Remember also that there will be cultural differences across the globe, which means your app ideas might not be suitable for everyone, your target audience may not be as big, or that the specific market opportunity you were eyeing may not be that viable.

Share your ideas with them through a minimum viable product (MVP) and pick their brains about: the software development timeline, how you can make money, what business model to use, how to get users, etc. 

Start by talking to the people who have built apps for startups before, as well as other industry experts.

4. Learn about the tech

Many non-technical founders think they need to learn the art of coding. While it would certainly do you no harm to learn to code, it can be not a top priority. It is because the developers you will be working with have the necessary background and experience in building applications. But it would also not be a bad idea to learn the basics of the technology you will be working with. Google Flutter, React Native, Native iOS, and Android are just some UI software development kits you can learn and play around with.

Research on the technologies that can be used in making the program, just so you do not get lost in all the industry speak. Try to get an understanding of the different tech stacks at the backend, front-end, database options, app builders, web services, hosting solutions, etc.

The more informed you are with the tech, the better choices you can make, which means you can communicate more effectively with your developers.

5. Find the right option for your needs

Consider your options when it comes to building the app. As a non-technical founder, you will need to rely on somebody else to develop it for you, but which one?

The first option is to hire a technical cofounder. This is a key role that will be responsible for all the tech-related responsibilities, decisions, and processes. Because they will be co-founding the company, they are likely to be more invested in its success.

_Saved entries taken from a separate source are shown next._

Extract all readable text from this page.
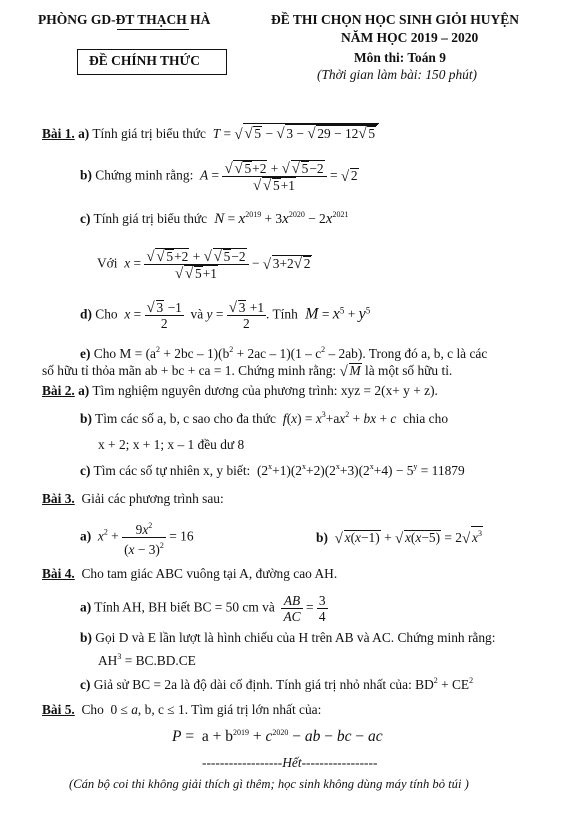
PHÒNG GD-ĐT THẠCH HÀ	ĐỀ THI CHỌN HỌC SINH GIỎI HUYỆN
NĂM HỌC 2019 – 2020
ĐỀ CHÍNH THỨC	Môn thi: Toán 9
(Thời gian làm bài: 150 phút)
Bài 1. a) Tính giá trị biểu thức  T = √ √ 5 − √ 3 − √ 29 − 12 √ 5
b) Chứng minh rằng:  A = √ √ 5+2 + √ √ 5−2
√ √ 5+1 = √ 2
c) Tính giá trị biểu thức  $N = x^{2019} + 3x^{2020} - 2x^{2021}$
Với  x = √ √ 5+2 + √ √ 5−2
√ √ 5+1 − √ 3+2 √ 2
d) Cho  x = √ $\frac{3 -1}{2}$ và y = √ $\frac{3 +1}{2}$ . Tính  $M = x^5 + y^5$
e) Cho $M = (a^2 + 2bc - 1)(b^2 + 2ac - 1)(1 - c^2 - 2ab)$. Trong đó a, b, c là các
số hữu tỉ thỏa mãn ab + bc + ca = 1. Chứng minh rằng: √ M là một số hữu tỉ.
Bài 2. a) Tìm nghiệm nguyên dương của phương trình: xyz = 2(x+ y + z).
b) Tìm các số a, b, c sao cho đa thức  $f(x) = x^3+ax^2$ + bx + c chia cho
x + 2; x + 1; x – 1 đều dư 8
c) Tìm các số tự nhiên x, y biết:  $(2^x+1)(2^x+2)(2^x+3)(2^x+4) - 5^y = 11879$
Bài 3. Giải các phương trình sau:
a) $x^2 + \frac{9x^2}{(x - 3)^2} = 16$	b) √ x(x−1) + √ x(x−5) = 2 √ $x^3$
Bài 4. Cho tam giác ABC vuông tại A, đường cao AH.
a) Tính AH, BH biết BC = 50 cm và $\frac{AB}{AC} = \frac{3}{4}$
b) Gọi D và E lần lượt là hình chiếu của H trên AB và AC. Chứng minh rằng:
$AH^3 = BC.BD.CE$
c) Giả sử BC = 2a là độ dài cố định. Tính giá trị nhỏ nhất của: $BD^2 + CE^2$
Bài 5. Cho  0 ≤ a, b, c ≤ 1. Tìm giá trị lớn nhất của:
$P = a + b^{2019} + c^{2020}$ − ab − bc − ac
------------------Hết-----------------
(Cán bộ coi thi không giải thích gì thêm; học sinh không dùng máy tính bỏ túi )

The second option is to work with a freelancer. This is often the most budget-friendly choice, and a practical one if you estimate the programming work needed will take less than a month to bring it to life. Just make sure you set rules and expectations first about their commitment to the project, frequency of communication, and their drive to not only complete the project, but make sure it is top-notch.

The third option is to partner up with a software agency. This is a reliable option if you are starting from scratch and you expect the development to last for several months. Check their portfolio, test run some of their previous works, and ask for recent customer references. It’s a good sign if the development shop is also eager to engage in meaningful discussions about your app idea — it shows they are likely sincere in helping you build a better app.

Focus on the skills you have to make the business stand out and let the developers do the dirty tech job.

6. Talk to software vendors and freelancers

Whether you are working with a freelancer, a technical co-founder, or a development agency, make sure they can act as your partner and that they understand the direction you want to take for the app. Talk to the potential IT vendors and find out what they can bring to the table. Read up on resources about how to select a software vendor to give you a broader idea of the selection process. 

7. Have an idea about budget and funding

You do not need to blow your budget to have a great app, but you also should not skimp on certain expenses. For budget concerns, remember to factor in all listed and unforeseen expenses to set your expectations.

Do not also forget to prepare and account for the later stages of the development process. If the app and the time are ripe, you can fundraise through an angel investor, US government grants, a Kickstarter campaign, and even crowdfunding.

Take away

Just because an entrepreneur does not have technical knowledge or skill sets does not mean they should give up on a great idea. Starting and maintaining a technology business has many aspects. Focus on the skills you have to make the business stand out and let the developers do the dirty tech job. Your passion, belief, and smarts are the key, not your coding skills.